Аниаллу проводила её взглядом. Но ни она сама, ни мчащаяся сейчас к особняку дома ан Темиар Ирера не подозревали, что за доверительной беседой двух сестёр наблюдали ещё одни глаза – ярко-зелёные, презрительно прищуренные глаза патриарха Селорна. Его лицо исказила злорадная гримаса – точь-в-точь как у тех стариков из подвала на Солнечной улице. Сидя в своём заклинательном покое, он слышал каждое слово своих дочерей, но ни то, что они собирались поставить Верховного жреца Кеана в известность о переменах, произошедших с их отцом, ни то, что они вообще заметили это, не смогло стереть ехидную ухмылку с чёрного лица Селорна.
Впрочем, за то время, пока патриарх добрался до комнат Аниаллу и вышел на балкон, где стояла задумавшаяся девушка, лицо его приняло уже совершенно иное выражение.
– Куда ты отправляешься? – раздался за спиной Аниаллу голос Селорна, видимо, уладившего свои семейные дела и решившего уделить дочери ещё несколько минут своего драгоценного времени.
– Продолжать богохульствовать, – улыбнувшись, уклонилась от ответа Аниаллу.

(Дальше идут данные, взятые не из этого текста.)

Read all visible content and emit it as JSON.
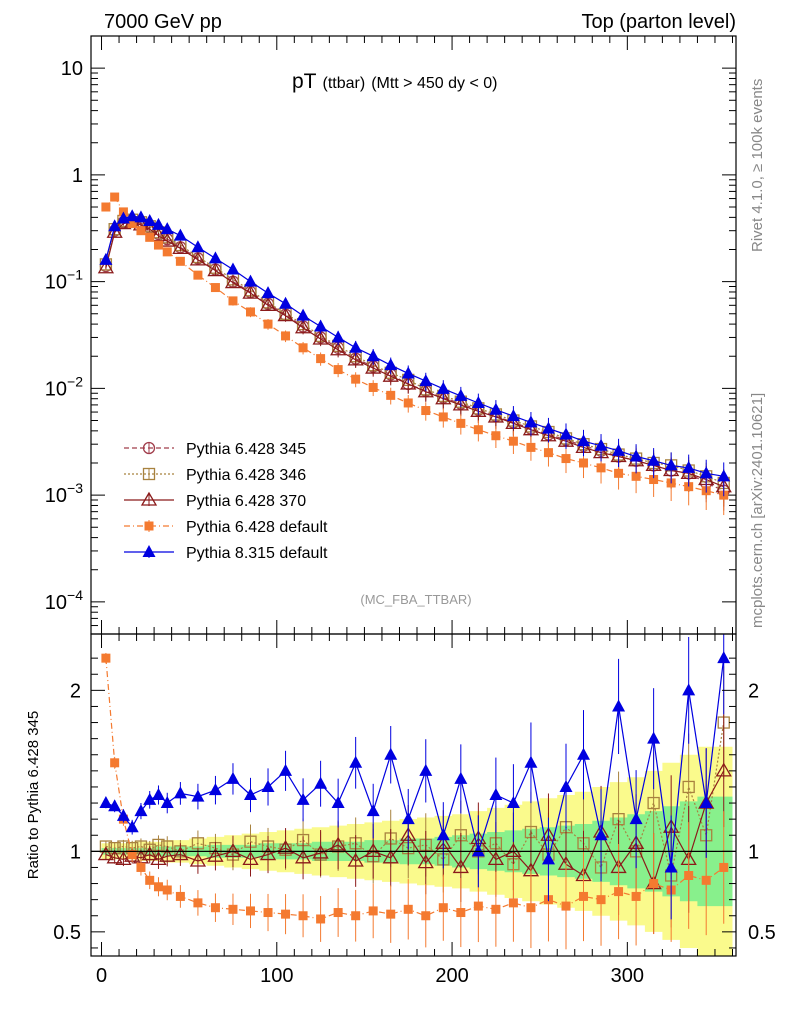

Патриарх осуждающе посмотрел на неё, но расспрашивать снова не стал – упорство Алу было ему слишком хорошо известно: он имел несчастье быть одним из первых её учителей. Несмотря на то что Селорн был родом из Великого леса, представители мужского населения которого были самыми лучшими телепатами в Энхиарге, он не смог бы прочитать мысли Аниаллу – её разум находился под защитой самой Аласаис, что, конечно, мало радовало эала. Самым удивительным и раздражающим было то, что она пугающе часто оказывалась права, и не сумей она отстоять своё мнение, произошли бы непоправимые беды.

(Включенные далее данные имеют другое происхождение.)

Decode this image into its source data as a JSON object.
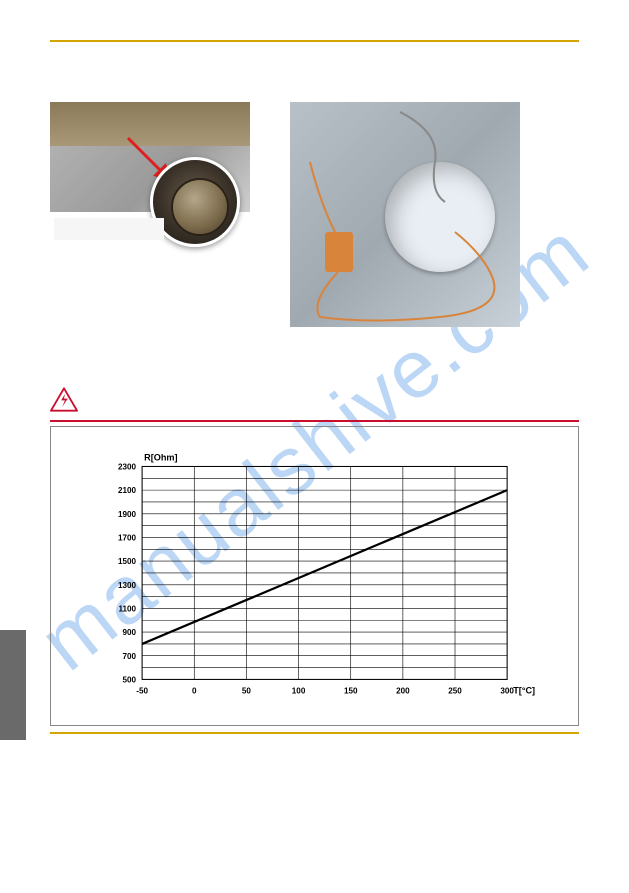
{
  "watermark": {
    "text": "manualshive.com"
  },
  "top_rule_color": "#d4a500",
  "hazard_rule_color": "#c8102e",
  "chart": {
    "type": "line",
    "y_axis_title": "R[Ohm]",
    "x_axis_title": "T[°C]",
    "title_fontsize": 9,
    "tick_fontsize": 8,
    "xlim": [
      -50,
      300
    ],
    "ylim": [
      500,
      2300
    ],
    "xtick_step": 50,
    "ytick_sub_step": 100,
    "xticks": [
      -50,
      0,
      50,
      100,
      150,
      200,
      250,
      300
    ],
    "yticks_labeled": [
      500,
      700,
      900,
      1100,
      1300,
      1500,
      1700,
      1900,
      2100,
      2300
    ],
    "x_values": [
      -50,
      300
    ],
    "y_values": [
      800,
      2100
    ],
    "line_color": "#000000",
    "line_width": 2.2,
    "grid_color": "#000000",
    "grid_width": 0.6,
    "background_color": "#ffffff",
    "border_color": "#888888"
  },
  "photos": {
    "left_bg": "#a0a0a0",
    "right_bg": "#b0b8c0",
    "arrow_color": "#e02020",
    "wire_color": "#d8843a"
  },
  "hazard_icon": {
    "border_color": "#c8102e",
    "fill": "#ffffff"
  },
  "side_tab_color": "#6a6a6a"
}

– Я не думаю, что сейчас подходящее время для путешествий, Аниаллу, – серьёзно и твёрдо сказал патриарх Селорн, поворачиваясь к своей дочери.

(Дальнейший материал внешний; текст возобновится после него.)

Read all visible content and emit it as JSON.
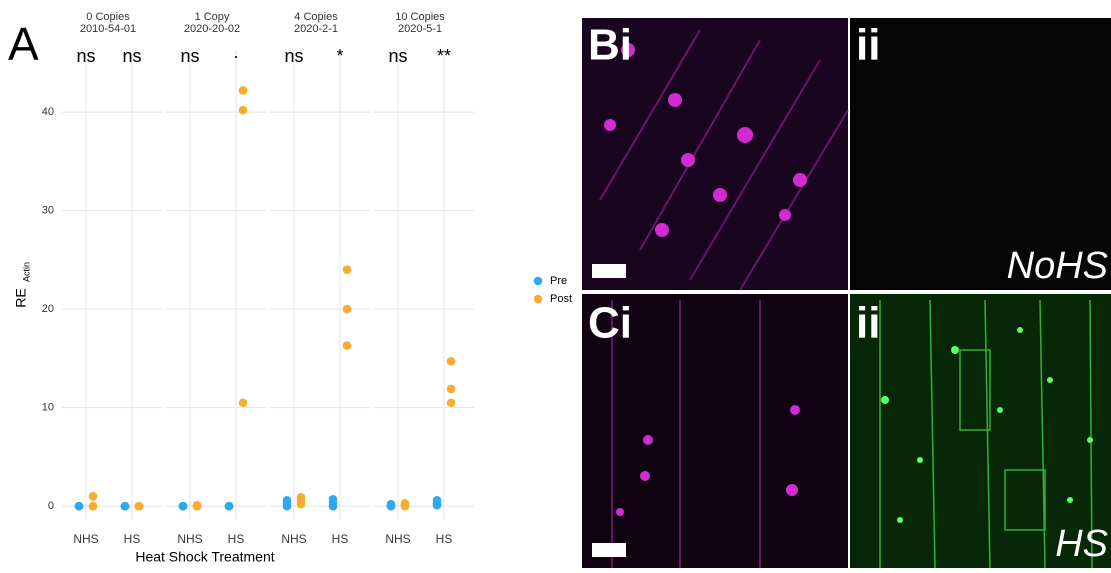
{
  "chart_data": {
    "type": "scatter",
    "panel_label": "A",
    "y_label": "RE",
    "y_label_subscript": "Actin",
    "x_label": "Heat Shock Treatment",
    "ylim": [
      -1.4,
      46.3
    ],
    "yticks": [
      0,
      10,
      20,
      30,
      40
    ],
    "grid": true,
    "legend": "right",
    "facets": [
      {
        "title": "0 Copies",
        "subtitle": "2010-54-01",
        "categories": [
          "NHS",
          "HS"
        ],
        "significance": [
          "ns",
          "ns"
        ],
        "series": [
          {
            "name": "Pre",
            "color": "#2ea8ee",
            "values": [
              [
                0,
                0,
                0
              ],
              [
                0,
                0,
                0
              ]
            ]
          },
          {
            "name": "Post",
            "color": "#f8ac2e",
            "values": [
              [
                1.0,
                0,
                0
              ],
              [
                0,
                0,
                0
              ]
            ]
          }
        ]
      },
      {
        "title": "1 Copy",
        "subtitle": "2020-20-02",
        "categories": [
          "NHS",
          "HS"
        ],
        "significance": [
          "ns",
          "·"
        ],
        "series": [
          {
            "name": "Pre",
            "color": "#2ea8ee",
            "values": [
              [
                0,
                0,
                0
              ],
              [
                0,
                0,
                0
              ]
            ]
          },
          {
            "name": "Post",
            "color": "#f8ac2e",
            "values": [
              [
                0.1,
                0,
                0
              ],
              [
                42.2,
                40.2,
                10.5
              ]
            ]
          }
        ]
      },
      {
        "title": "4 Copies",
        "subtitle": "2020-2-1",
        "categories": [
          "NHS",
          "HS"
        ],
        "significance": [
          "ns",
          "*"
        ],
        "series": [
          {
            "name": "Pre",
            "color": "#2ea8ee",
            "values": [
              [
                0.6,
                0.3,
                0
              ],
              [
                0.7,
                0.4,
                0
              ]
            ]
          },
          {
            "name": "Post",
            "color": "#f8ac2e",
            "values": [
              [
                0.9,
                0.5,
                0.2
              ],
              [
                24,
                20,
                16.3
              ]
            ]
          }
        ]
      },
      {
        "title": "10 Copies",
        "subtitle": "2020-5-1",
        "categories": [
          "NHS",
          "HS"
        ],
        "significance": [
          "ns",
          "**"
        ],
        "series": [
          {
            "name": "Pre",
            "color": "#2ea8ee",
            "values": [
              [
                0.2,
                0.1,
                0
              ],
              [
                0.6,
                0.3,
                0.1
              ]
            ]
          },
          {
            "name": "Post",
            "color": "#f8ac2e",
            "values": [
              [
                0.3,
                0.1,
                0
              ],
              [
                14.7,
                11.9,
                10.5
              ]
            ]
          }
        ]
      }
    ]
  },
  "images": {
    "b_label": "Bi",
    "b_sub_label": "ii",
    "b_condition": "NoHS",
    "c_label": "Ci",
    "c_sub_label": "ii",
    "c_condition": "HS"
  }
}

– Селорн, я тал сианай, что может угрожать мне, кроме моего собственного дурного характера? – Аниаллу улыбнулась. Ей было очень приятно, что обычно равнодушный Селорн вдруг решил проявить тёплую отеческую заботу о ней.
– Надеюсь, что ничего, – мрачно ответил Селорн, который искренне сожалел о том, что не обладает достаточной силой, чтобы запереть эту самоуверенную девчонку в её комнате.
– Ситуация в Энхиарге становится всё более странной и опасной, от наших соплеменников, заточённых в Тир-Веинлон, нет никаких вестей, – тяжело проговорил Селорн, и Аниаллу показалось, что огни, расцвечивающие панораму города под ними, померкли. – Наших женщин не покидает чувство надвигающейся беды, а эалийки Великого леса никогда не ошибаются, – Селорн резко повернулся к Аниаллу.